O engraçado é que quando eu morava no Brasil – não lembro direito mas acho que foi a Lu – quem cunhou a frase depressão do “Fantástico” [aquele programa global que uma vez já teve muito mais haver com o próprio nome] porque quando começa o Fantástico se tem a certeza de que o fim de semana acabou.

Eu tenho um tipo de depressão de domingo à noite – mas não é porque o fim de semana acabou, nem é saudade de assistir ao Fantástico, é que eu fico imaginando o que todo mundo está fazendo. Está, porque com 5 horas de diferença, e agora com o verão chegando, quando eu to me preparando para dormir [eu durmo cedo] o meu povo querido láááááá no Brasil ainda está aproveitando – ou não – a tarde… e me bate aquela saudade.

O que eu estaria fazendo no Brasil? Vendo futebol na tv com meu pai e comendo pipoca. Ou talvez assistindo um filme com pai e mãe – assisti o Fabuloso Destino de Amélie Poulain e fiquei pensando que minha mãe adoraria vê-lo. Correndo para o ponto de ônibus com a Ana porque ela deixa para escovar o cabelo 20 minutos antes do horário do ônibus, e daí que a cada domingo precisávamos correr as seis horas atrás do buss com as 50 malas com sapatos e produtos de maquiagem e roupas que ela levava para passar dois dias na casa da mãe. Conversando com a Gio em outro ponto de ônibus esperando o metropolitano que chega sempre atrasado e lotado em Entre Rios. Escutando alguma música que meu irmão aprendeu no violão. Ou eu estaria sentada na varanda da casa da Angela para tagarelar. Ou na varanda da Maira para o mesmo. Caminhar um pouquinho com a Lu e a Alana antes de tomar o busão para casa.

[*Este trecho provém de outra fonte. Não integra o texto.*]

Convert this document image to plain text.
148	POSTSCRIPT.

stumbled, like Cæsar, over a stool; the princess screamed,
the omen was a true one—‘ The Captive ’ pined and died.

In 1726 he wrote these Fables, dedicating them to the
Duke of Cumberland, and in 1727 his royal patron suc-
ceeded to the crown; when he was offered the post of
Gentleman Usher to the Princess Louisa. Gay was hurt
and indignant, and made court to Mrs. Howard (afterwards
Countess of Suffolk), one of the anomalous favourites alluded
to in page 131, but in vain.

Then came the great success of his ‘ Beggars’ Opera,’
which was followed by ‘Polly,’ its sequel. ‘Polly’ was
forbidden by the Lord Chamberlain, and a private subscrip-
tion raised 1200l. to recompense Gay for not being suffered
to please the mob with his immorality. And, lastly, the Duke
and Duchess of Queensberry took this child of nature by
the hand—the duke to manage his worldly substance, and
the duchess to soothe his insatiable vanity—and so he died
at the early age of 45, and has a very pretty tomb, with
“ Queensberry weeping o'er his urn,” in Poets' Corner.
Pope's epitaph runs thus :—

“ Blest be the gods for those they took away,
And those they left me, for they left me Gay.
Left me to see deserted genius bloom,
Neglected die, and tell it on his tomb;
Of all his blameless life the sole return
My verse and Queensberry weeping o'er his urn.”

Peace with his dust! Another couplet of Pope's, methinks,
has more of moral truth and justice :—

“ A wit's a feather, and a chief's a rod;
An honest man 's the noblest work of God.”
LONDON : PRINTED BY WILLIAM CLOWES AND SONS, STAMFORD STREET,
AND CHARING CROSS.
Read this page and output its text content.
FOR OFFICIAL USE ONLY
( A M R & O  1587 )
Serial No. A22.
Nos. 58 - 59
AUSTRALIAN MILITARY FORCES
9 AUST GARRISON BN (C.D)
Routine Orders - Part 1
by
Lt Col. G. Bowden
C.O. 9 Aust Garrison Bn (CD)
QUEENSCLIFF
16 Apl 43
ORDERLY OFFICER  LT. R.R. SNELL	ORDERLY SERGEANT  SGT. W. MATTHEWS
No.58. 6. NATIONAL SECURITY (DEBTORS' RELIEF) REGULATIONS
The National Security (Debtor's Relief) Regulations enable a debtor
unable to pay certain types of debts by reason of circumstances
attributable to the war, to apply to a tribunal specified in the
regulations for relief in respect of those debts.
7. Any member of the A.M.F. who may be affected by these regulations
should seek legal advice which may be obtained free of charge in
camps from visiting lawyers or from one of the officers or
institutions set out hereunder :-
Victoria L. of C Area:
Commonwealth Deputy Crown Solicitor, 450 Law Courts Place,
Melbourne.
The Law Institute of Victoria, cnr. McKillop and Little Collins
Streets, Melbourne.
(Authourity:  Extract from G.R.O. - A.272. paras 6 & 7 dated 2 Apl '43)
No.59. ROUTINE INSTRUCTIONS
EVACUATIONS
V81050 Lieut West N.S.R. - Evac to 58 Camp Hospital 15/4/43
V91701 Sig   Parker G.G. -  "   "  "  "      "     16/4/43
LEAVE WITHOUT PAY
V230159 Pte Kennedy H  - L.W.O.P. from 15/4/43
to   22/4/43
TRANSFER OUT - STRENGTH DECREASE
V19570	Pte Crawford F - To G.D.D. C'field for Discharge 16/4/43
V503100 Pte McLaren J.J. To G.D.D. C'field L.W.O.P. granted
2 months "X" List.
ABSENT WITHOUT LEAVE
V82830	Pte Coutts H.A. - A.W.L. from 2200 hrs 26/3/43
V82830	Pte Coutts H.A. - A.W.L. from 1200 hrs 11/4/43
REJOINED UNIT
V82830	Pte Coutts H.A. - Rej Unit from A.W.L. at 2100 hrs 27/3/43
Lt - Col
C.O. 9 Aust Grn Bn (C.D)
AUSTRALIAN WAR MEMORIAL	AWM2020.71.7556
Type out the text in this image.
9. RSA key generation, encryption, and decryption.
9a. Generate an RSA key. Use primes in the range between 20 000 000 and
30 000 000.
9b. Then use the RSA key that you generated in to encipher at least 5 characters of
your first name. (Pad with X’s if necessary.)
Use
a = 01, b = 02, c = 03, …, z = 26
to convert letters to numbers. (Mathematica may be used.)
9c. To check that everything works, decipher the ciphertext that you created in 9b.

Eu tenho saudade, mas minha vida não ficou no passado. Do contrário: hoje sentamos eu e Joel numa praia sueca – um pouco de areia, mar bem escuro, a praia cheia de algas, um vento friooooo!!! – para sonhar e tagarelar. Falar do futuro, falar de trabalho, estudo, falar de felicidade! E pensar que tantos domingos a tarde eu sentei diante desse mesmo computador para falar com o Joel pelo skype, querendo tanto fazer o que eu fiz hoje!

Acho surpreendente simplesmente isso: que eu sentei numa praia sueca para falar da vida… com um rapaz sueco fantástico que mudou meu mundo. A vida é cheia de surpresas, quem sabe quando eu vou sentar de novo com todas as pessoas queridas de quem eu tenho saudade agora?